Boy Scouts delay vote on policy that bans gays

Clockwise from left, Boy Scouts Eric Kusterer, Jacob Sorah, James Sorah, Micah Brownlee and Cub Scout John Sorah hold signs at the "Save Our Scouts" Prayer Vigil and Rally in front of the Boy Scouts of America National Headquarters Wednesday in Irving, Texas.
Clockwise from left, Boy Scouts Eric Kusterer, Jacob Sorah, James Sorah, Micah Brownlee and Cub Scout John Sorah hold signs at the "Save Our Scouts" Prayer Vigil and Rally in front of the Boy Scouts of America National Headquarters Wednesday in Irving, Texas. Richard Rodriquez AP Photo

Washington - Pressured by advocates on both sides, the Boy Scouts of America is delaying until May a vote on whether to change its policy banning gay troops and leaders, the organization announced Wednesday.

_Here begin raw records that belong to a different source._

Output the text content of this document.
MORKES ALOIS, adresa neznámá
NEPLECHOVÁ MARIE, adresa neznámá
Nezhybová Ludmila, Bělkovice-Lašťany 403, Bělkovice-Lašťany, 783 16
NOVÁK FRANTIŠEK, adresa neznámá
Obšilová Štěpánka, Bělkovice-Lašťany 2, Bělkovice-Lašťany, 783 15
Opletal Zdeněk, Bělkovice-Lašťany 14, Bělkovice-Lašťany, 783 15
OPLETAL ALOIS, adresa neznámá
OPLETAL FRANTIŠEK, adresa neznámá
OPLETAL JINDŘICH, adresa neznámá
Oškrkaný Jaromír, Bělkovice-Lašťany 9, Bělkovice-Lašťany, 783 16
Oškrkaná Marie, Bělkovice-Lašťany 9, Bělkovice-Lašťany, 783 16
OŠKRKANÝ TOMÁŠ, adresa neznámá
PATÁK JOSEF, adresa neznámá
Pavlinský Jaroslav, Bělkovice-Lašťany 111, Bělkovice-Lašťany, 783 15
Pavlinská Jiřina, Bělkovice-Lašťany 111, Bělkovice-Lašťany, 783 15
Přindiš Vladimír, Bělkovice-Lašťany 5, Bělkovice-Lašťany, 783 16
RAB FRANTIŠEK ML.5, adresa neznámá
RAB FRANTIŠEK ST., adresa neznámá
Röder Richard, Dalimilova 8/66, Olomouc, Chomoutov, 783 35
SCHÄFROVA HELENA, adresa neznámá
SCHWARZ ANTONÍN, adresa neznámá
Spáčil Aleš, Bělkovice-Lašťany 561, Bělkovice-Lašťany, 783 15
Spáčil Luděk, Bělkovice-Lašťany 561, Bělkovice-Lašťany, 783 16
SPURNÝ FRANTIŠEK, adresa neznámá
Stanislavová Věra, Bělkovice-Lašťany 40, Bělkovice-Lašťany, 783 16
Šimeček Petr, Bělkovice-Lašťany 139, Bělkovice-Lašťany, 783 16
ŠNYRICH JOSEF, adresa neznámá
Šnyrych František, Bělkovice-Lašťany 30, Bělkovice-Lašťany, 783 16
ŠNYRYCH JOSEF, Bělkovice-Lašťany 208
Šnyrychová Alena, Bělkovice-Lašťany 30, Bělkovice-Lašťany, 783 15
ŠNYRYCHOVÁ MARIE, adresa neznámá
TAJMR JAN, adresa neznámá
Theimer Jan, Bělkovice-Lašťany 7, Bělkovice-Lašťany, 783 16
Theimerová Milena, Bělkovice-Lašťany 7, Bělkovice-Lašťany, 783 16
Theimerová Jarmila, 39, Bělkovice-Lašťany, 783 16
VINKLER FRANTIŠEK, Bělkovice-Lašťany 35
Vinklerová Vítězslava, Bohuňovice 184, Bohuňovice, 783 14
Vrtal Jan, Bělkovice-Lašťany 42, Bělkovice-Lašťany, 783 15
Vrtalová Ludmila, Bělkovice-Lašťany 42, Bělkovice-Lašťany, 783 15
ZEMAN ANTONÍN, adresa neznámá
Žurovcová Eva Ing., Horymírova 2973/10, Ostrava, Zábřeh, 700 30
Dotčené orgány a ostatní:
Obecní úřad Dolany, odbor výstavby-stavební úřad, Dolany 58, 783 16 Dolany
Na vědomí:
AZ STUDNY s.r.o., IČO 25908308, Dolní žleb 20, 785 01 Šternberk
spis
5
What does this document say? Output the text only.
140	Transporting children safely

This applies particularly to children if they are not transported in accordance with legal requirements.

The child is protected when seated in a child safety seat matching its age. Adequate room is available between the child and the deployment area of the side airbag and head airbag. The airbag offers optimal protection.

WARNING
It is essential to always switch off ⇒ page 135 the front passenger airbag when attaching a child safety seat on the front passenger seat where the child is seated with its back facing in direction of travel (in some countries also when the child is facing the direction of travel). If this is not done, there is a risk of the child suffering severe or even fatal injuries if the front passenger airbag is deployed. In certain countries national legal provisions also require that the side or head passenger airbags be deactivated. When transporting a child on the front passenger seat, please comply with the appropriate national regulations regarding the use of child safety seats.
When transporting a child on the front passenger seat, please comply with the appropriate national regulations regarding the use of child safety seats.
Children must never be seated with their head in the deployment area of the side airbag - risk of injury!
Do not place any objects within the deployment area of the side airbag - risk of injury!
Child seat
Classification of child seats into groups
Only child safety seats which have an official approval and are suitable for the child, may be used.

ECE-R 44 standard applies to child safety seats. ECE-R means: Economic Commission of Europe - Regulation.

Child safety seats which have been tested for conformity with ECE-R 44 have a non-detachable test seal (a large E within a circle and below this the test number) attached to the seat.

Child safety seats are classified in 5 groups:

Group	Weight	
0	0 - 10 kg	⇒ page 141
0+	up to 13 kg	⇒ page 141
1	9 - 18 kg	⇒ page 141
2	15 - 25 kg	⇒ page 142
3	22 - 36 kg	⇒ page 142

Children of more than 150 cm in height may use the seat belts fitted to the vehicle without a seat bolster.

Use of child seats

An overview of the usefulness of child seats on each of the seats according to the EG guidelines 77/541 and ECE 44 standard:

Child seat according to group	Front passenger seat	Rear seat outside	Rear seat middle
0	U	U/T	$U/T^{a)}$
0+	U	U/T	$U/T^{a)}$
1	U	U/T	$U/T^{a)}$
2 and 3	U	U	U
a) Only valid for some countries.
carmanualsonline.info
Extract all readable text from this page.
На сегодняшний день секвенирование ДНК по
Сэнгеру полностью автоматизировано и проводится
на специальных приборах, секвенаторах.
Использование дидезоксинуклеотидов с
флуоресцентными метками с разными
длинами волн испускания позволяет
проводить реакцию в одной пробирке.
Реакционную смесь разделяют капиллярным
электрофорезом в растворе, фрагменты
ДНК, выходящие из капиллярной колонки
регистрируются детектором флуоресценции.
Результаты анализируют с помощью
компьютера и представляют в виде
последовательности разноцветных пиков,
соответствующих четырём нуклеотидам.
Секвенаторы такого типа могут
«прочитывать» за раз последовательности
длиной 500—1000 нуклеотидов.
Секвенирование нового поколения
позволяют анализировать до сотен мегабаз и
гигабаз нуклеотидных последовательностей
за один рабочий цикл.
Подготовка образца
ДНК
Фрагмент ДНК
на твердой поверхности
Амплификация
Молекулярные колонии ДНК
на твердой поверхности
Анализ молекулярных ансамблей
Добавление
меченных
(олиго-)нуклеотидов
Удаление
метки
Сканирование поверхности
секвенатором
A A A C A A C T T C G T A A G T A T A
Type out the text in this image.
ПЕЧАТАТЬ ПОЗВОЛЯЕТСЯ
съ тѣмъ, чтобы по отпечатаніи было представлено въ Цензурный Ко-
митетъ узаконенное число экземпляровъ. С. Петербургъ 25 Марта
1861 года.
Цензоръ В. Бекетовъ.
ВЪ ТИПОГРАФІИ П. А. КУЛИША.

The group said last month that it would reach a decision about the ban after a three-day meeting of the national executive board this week, but determined that the debate needed more time to play out. The delay comes just seven months after the Scouts reaffirmed its position on banning gay members last summer.

"After careful consideration and extensive dialogue within the Scouting family, along with comments from those outside the organization, the volunteer officers of the Boy Scouts of America's National Executive Board concluded that due to the complexity of this issue, the organization needs time for a more deliberate review of its membership policy," the Boy Scouts said in a statement.

The decision to wait until this spring, when the 1,400 members of the national council will vote on the issue, was met with applause from some supporters of the ban and disappointment from opponents.

Both sides have flooded the Boy Scouts with phone calls, emails and more after the announcement last week that the policy was under consideration.

Richard Land, a leader of the Southern Baptist Convention, said the board's decision was a "triumph of the grass roots," who he said have been putting the board "under siege" since the news broke that the ban may be lifted.

Land said top Boy Scout leaders made trips in recent weeks to visited leaders of the faith groups most represented in the Scouts - Catholics, Mormons and Southern Baptists - and most opposed lifting the ban, or offering a "local option," in which troop leaders could decide for themselves what to do.

J.P. Duffy, the vice president of communications for the Family Research Council, said his group sent an alert to supporters asking them to call the Boy Scouts and voice their opinion. Duffy said it had appeared the decision to lift the ban was a done deal, but that "it's very clear that the outpouring from parents and from the public is what turned the tide."

On the other side, Zach Wahls, 21, an Eagle Scout and founder of the group Scouts for Equality, said members of his organization also "flooded" call-in lines to express their opinions on the issue.

"We've been working for the last seven months to make our opinion heard, and we're pretty sure they know where we stand," Wahls said. "And while we were disappointed in today's vote, this was the first time in the last 35 years that the Boy Scouts of America has not affirmed their ban on gay members."

President Barack Obama also weighed in, saying in his pre-Super Bowl interview Sunday that the ban should be removed.

According to a poll released today by Quinnipiac University, the majority of Americans are in favor of lifting the ban on gays in the Scouts.